Selama berlangsungnya gelombang imigran dari tahun 1850 hingga 1930, etnis Hakka adalah yang paling miskin di antara para perantau etnis Tionghoa (Restiatih dalam Pratiwi, 2015). Orang-orang Hakka ini dikenal dengan etnis yang tergolong ekonomi rendah pada saat mendarat di daratan Surabaya bukan seperti etnis Hokkien yang tergolong ekonomi tinggi karena memiliki predikat pedagang (Pratiwi, 2015). Sehingga meskipun telah berusia 204 tahun, pembangunan rumah perkumpulan ini dahulunya melalui masa sulit, bahkan sempat mangkar karena alasan biaya. Meskipun demikian, tak pernah luntur semangat para generasi penerus dari tahun ke tahun mengingat  pengorbanan nenek moyang untuk meneruskan organisasi di bidang sosial. Untuk meneruskan budaya Hakka, pada tahun 2008 dibuka kursus bahasa Hakka. Divisi Kepemudaan pun dibentuk guna menggalakkan pembinaan generasi penerus. Selain itu, setiap tahun selalu menghimpun muda-mudi untuk berwisata ke Tiongkok atau Taiwan, agar mereka dapat merasakan dan mempelajari budaya Hakka secara langsung (Chandra & Christiana, 2013)

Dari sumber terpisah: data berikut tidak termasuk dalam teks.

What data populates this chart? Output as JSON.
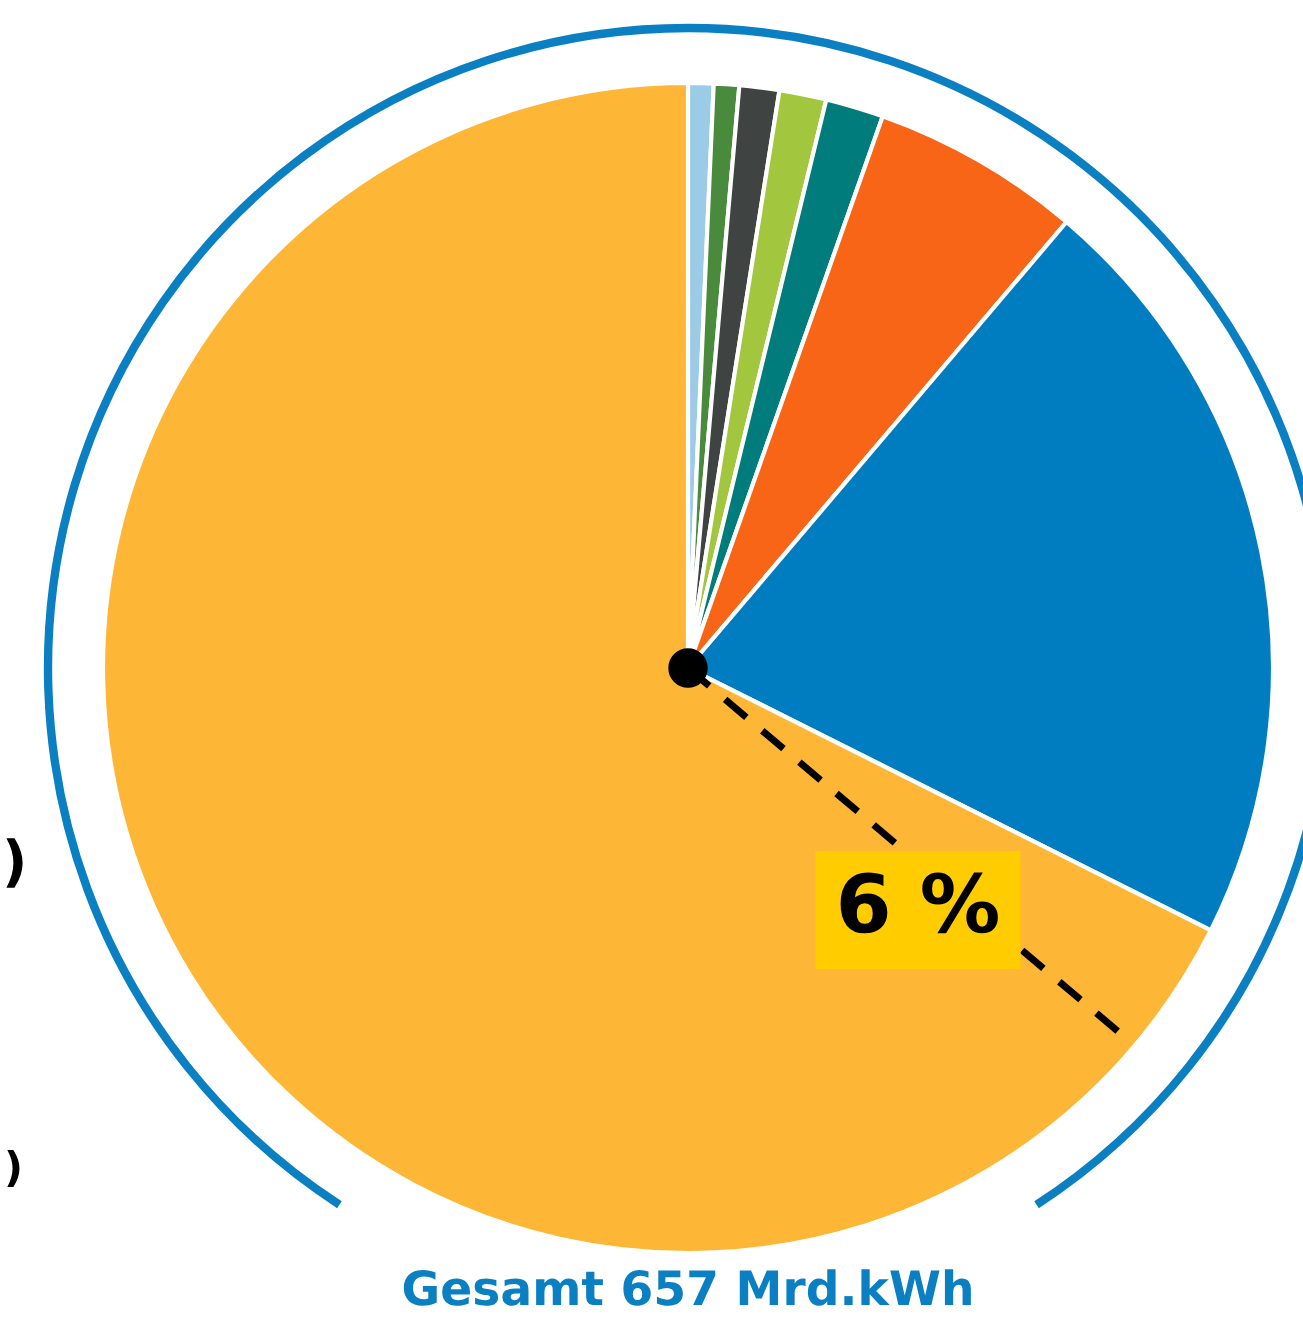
{
  "chart_data": {
    "type": "pie",
    "categories": [
      null,
      null,
      null,
      null,
      null,
      null,
      null,
      null
    ],
    "values": [
      0.7,
      0.7,
      1.1,
      1.3,
      1.6,
      5.8,
      21.2,
      67.6
    ],
    "colors": [
      "#9ccbe8",
      "#4a8a3c",
      "#3f4442",
      "#a2c73f",
      "#007c7c",
      "#f86516",
      "#007dc1",
      "#feb636"
    ],
    "annotations": [
      "6 %",
      "Gesamt 657 Mrd.kWh",
      ")",
      ")"
    ],
    "legend": false
  }
}
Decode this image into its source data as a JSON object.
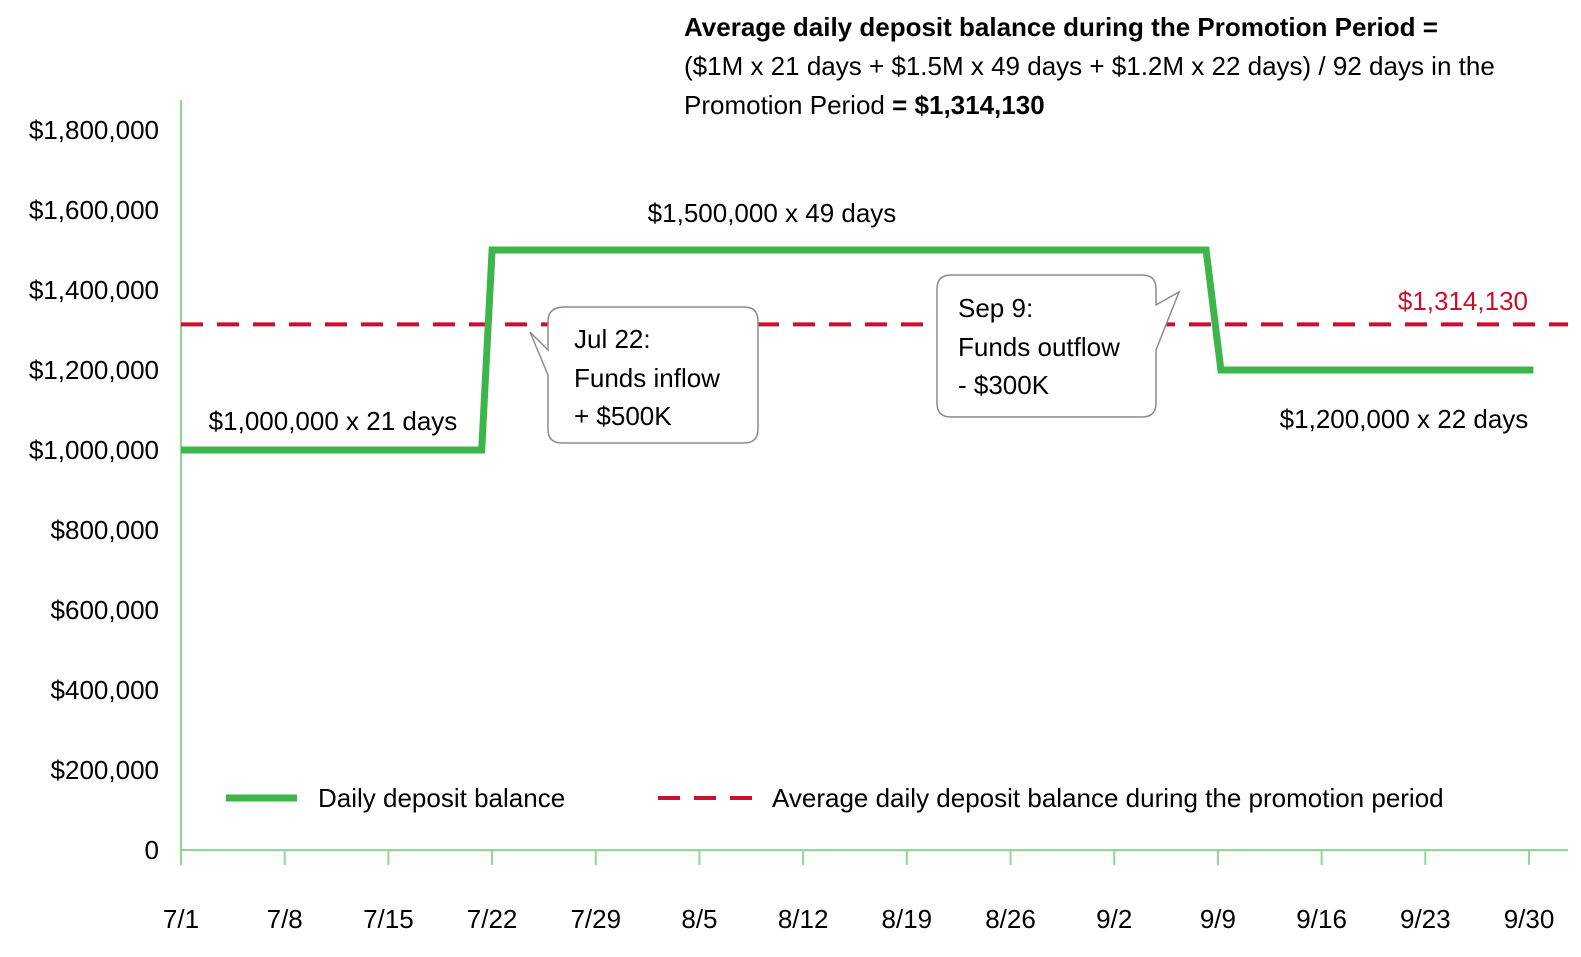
{
  "formula": {
    "title": "Average daily deposit balance during the Promotion Period =",
    "body": "($1M x 21 days + $1.5M x 49 days + $1.2M x 22 days) / 92 days in the Promotion Period",
    "equals": " = ",
    "result": "$1,314,130"
  },
  "callouts": {
    "inflow": {
      "line1": "Jul 22:",
      "line2": "Funds inflow",
      "line3": "+ $500K"
    },
    "outflow": {
      "line1": "Sep 9:",
      "line2": "Funds outflow",
      "line3": "- $300K"
    }
  },
  "segment_labels": {
    "first": "$1,000,000 x 21 days",
    "second": "$1,500,000 x 49 days",
    "third": "$1,200,000 x 22 days"
  },
  "average_label": "$1,314,130",
  "colors": {
    "balance": "#3DB54A",
    "average": "#C8102E",
    "axis": "#8DD98F"
  },
  "chart_data": {
    "type": "line",
    "x_tick_labels": [
      "7/1",
      "7/8",
      "7/15",
      "7/22",
      "7/29",
      "8/5",
      "8/12",
      "8/19",
      "8/26",
      "9/2",
      "9/9",
      "9/16",
      "9/23",
      "9/30"
    ],
    "x_tick_days": [
      0,
      7,
      14,
      21,
      28,
      35,
      42,
      49,
      56,
      63,
      70,
      77,
      84,
      91
    ],
    "y_tick_labels": [
      "0",
      "$200,000",
      "$400,000",
      "$600,000",
      "$800,000",
      "$1,000,000",
      "$1,200,000",
      "$1,400,000",
      "$1,600,000",
      "$1,800,000"
    ],
    "ylim": [
      0,
      1800000
    ],
    "series": [
      {
        "name": "Daily deposit balance",
        "points": [
          {
            "day": 0,
            "value": 1000000
          },
          {
            "day": 20.3,
            "value": 1000000
          },
          {
            "day": 21,
            "value": 1500000
          },
          {
            "day": 69.2,
            "value": 1500000
          },
          {
            "day": 70.2,
            "value": 1200000
          },
          {
            "day": 91.3,
            "value": 1200000
          }
        ]
      },
      {
        "name": "Average daily deposit balance during the promotion period",
        "style": "dashed",
        "value": 1314130
      }
    ],
    "legend_position": "bottom"
  }
}
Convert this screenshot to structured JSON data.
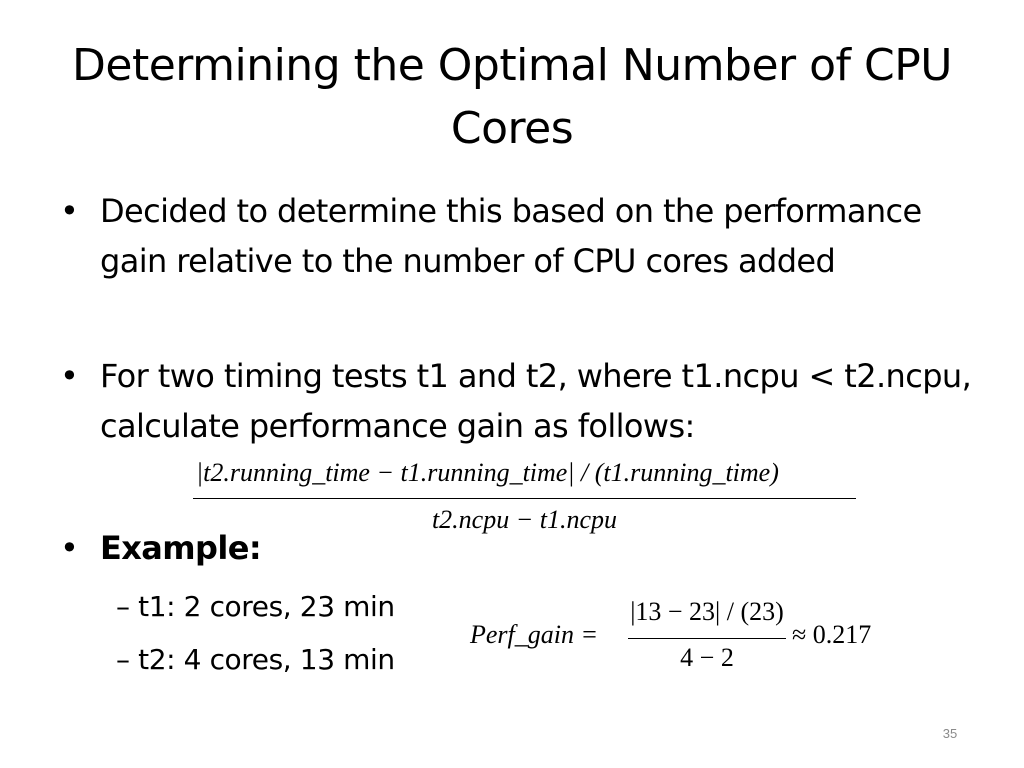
{
  "slide": {
    "title": "Determining the Optimal Number of CPU Cores",
    "bullet_glyph": "•",
    "dash_glyph": "–",
    "bullets": [
      "Decided to determine this based on the performance gain relative to the number of CPU cores added",
      "For two timing tests t1 and t2, where t1.ncpu < t2.ncpu, calculate performance gain as follows:",
      "Example:"
    ],
    "example_items": [
      "t1: 2 cores, 23 min",
      "t2: 4 cores, 13 min"
    ],
    "formula": {
      "numerator": "|t2.running_time − t1.running_time| / (t1.running_time)",
      "denominator": "t2.ncpu − t1.ncpu"
    },
    "example_formula": {
      "lhs": "Perf_gain =",
      "numerator": "|13 − 23| / (23)",
      "denominator": "4 − 2",
      "rhs": "≈ 0.217"
    },
    "page_number": "35"
  }
}
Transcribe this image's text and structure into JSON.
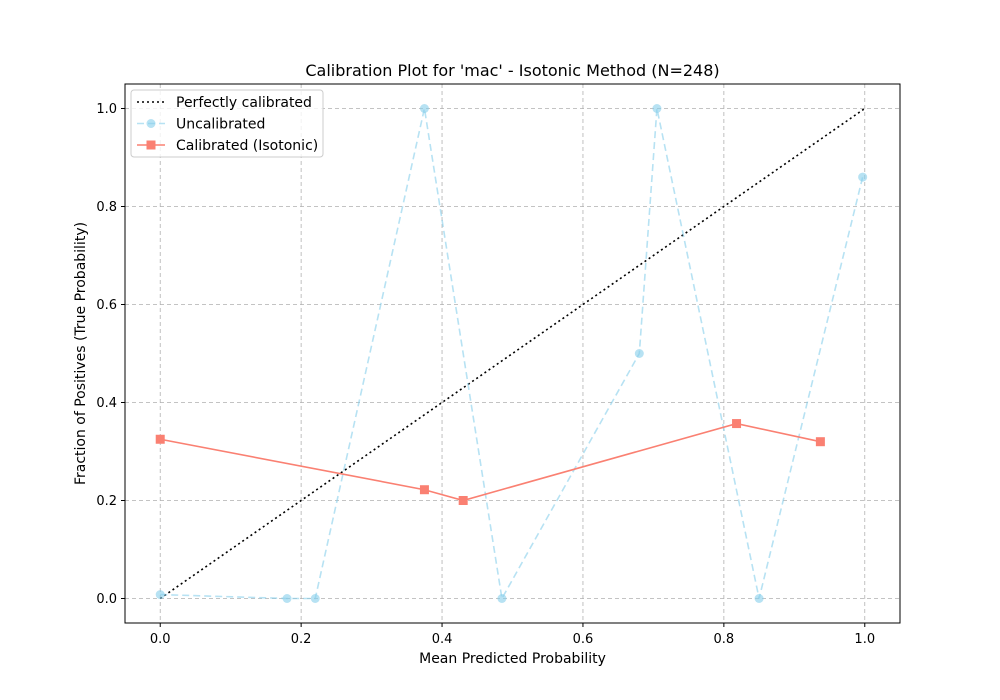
{
  "chart_data": {
    "type": "line",
    "title": "Calibration Plot for 'mac' - Isotonic Method (N=248)",
    "xlabel": "Mean Predicted Probability",
    "ylabel": "Fraction of Positives (True Probability)",
    "xlim": [
      -0.05,
      1.05
    ],
    "ylim": [
      -0.05,
      1.05
    ],
    "xticks": [
      0.0,
      0.2,
      0.4,
      0.6,
      0.8,
      1.0
    ],
    "yticks": [
      0.0,
      0.2,
      0.4,
      0.6,
      0.8,
      1.0
    ],
    "xtick_labels": [
      "0.0",
      "0.2",
      "0.4",
      "0.6",
      "0.8",
      "1.0"
    ],
    "ytick_labels": [
      "0.0",
      "0.2",
      "0.4",
      "0.6",
      "0.8",
      "1.0"
    ],
    "grid": true,
    "legend_position": "top-left",
    "series": [
      {
        "name": "Perfectly calibrated",
        "color": "#000000",
        "style": "dotted",
        "marker": "none",
        "x": [
          0.0,
          1.0
        ],
        "y": [
          0.0,
          1.0
        ]
      },
      {
        "name": "Uncalibrated",
        "color": "#87ceeb",
        "style": "dashed",
        "marker": "circle",
        "x": [
          0.0,
          0.18,
          0.22,
          0.375,
          0.485,
          0.68,
          0.705,
          0.85,
          0.997
        ],
        "y": [
          0.008,
          0.0,
          0.0,
          1.0,
          0.0,
          0.5,
          1.0,
          0.0,
          0.86
        ]
      },
      {
        "name": "Calibrated (Isotonic)",
        "color": "#fa8072",
        "style": "solid",
        "marker": "square",
        "x": [
          0.0,
          0.375,
          0.43,
          0.818,
          0.937
        ],
        "y": [
          0.325,
          0.222,
          0.2,
          0.357,
          0.32
        ]
      }
    ]
  }
}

Dalam perkembangannya pula mengalami pasang surut, terlebih pada masa orde lama dan orde baru dimana pemerintah sangat membatasi aktivitas kaum Tionghoa, yang hanya memperbolehkan untuk sembahyang dan menganggap orang-orang perkumpulan ini berstatus WNA. Mengutip (Maghfiroh, 2014), Perkumpulan Hwie Tiauw Ka Surabaya pada tahun 1950 membuka sekolah yang diberi nama Qiao Nan, yang berada di jalan Bakmi Surabaya, yang sekarang berganti nama jalan Samudera Surabaya. Siswa hanya dari kalangan orang Hakka saja. Bangunan sekolah khusus Hakka di Surabaya ini hanya berlangsung selama 8 tahun saja dari tahun 1950 sampai tahun 1958. Sekolah ini ditutup tahun 1958 oleh pemerintah Orde Lama dikarenakan alasan politik. Hal ini dikaitkan dengan sebutan sayap kiri dan kanan. (wawancara Ibu Elisa Christiana, 11 Mei 2013).
Pak Herman memaparkan, selain membantu sesama etnis Hakka, perkumpulan yang memang terbiasa bergerak di bidang sosial ini juga mulai membantu masyarakat sekitar dengan membagikan sembako dan obat-obatan gratis. Selain itu juga menyalurkan sumbangan untuk setiap korban bencana alam sprti gunung meletus dan banjir. Proyeknya yang paling besar adalah menandatangi MoU dengan PMI Surabaya dengan mengadakan donor darah rutin setiap tiga bulan. Contoh sumbangan yang diberikan adalah  Blood Refrigerator (atau disebut jg Blood Bank) yaitu lemari penyimpanan atau pendingin darah yang dikenal bernilai jual mahal. Bentuk dedikasi yang mulia ini pun akhirnya mendapat penghargaan.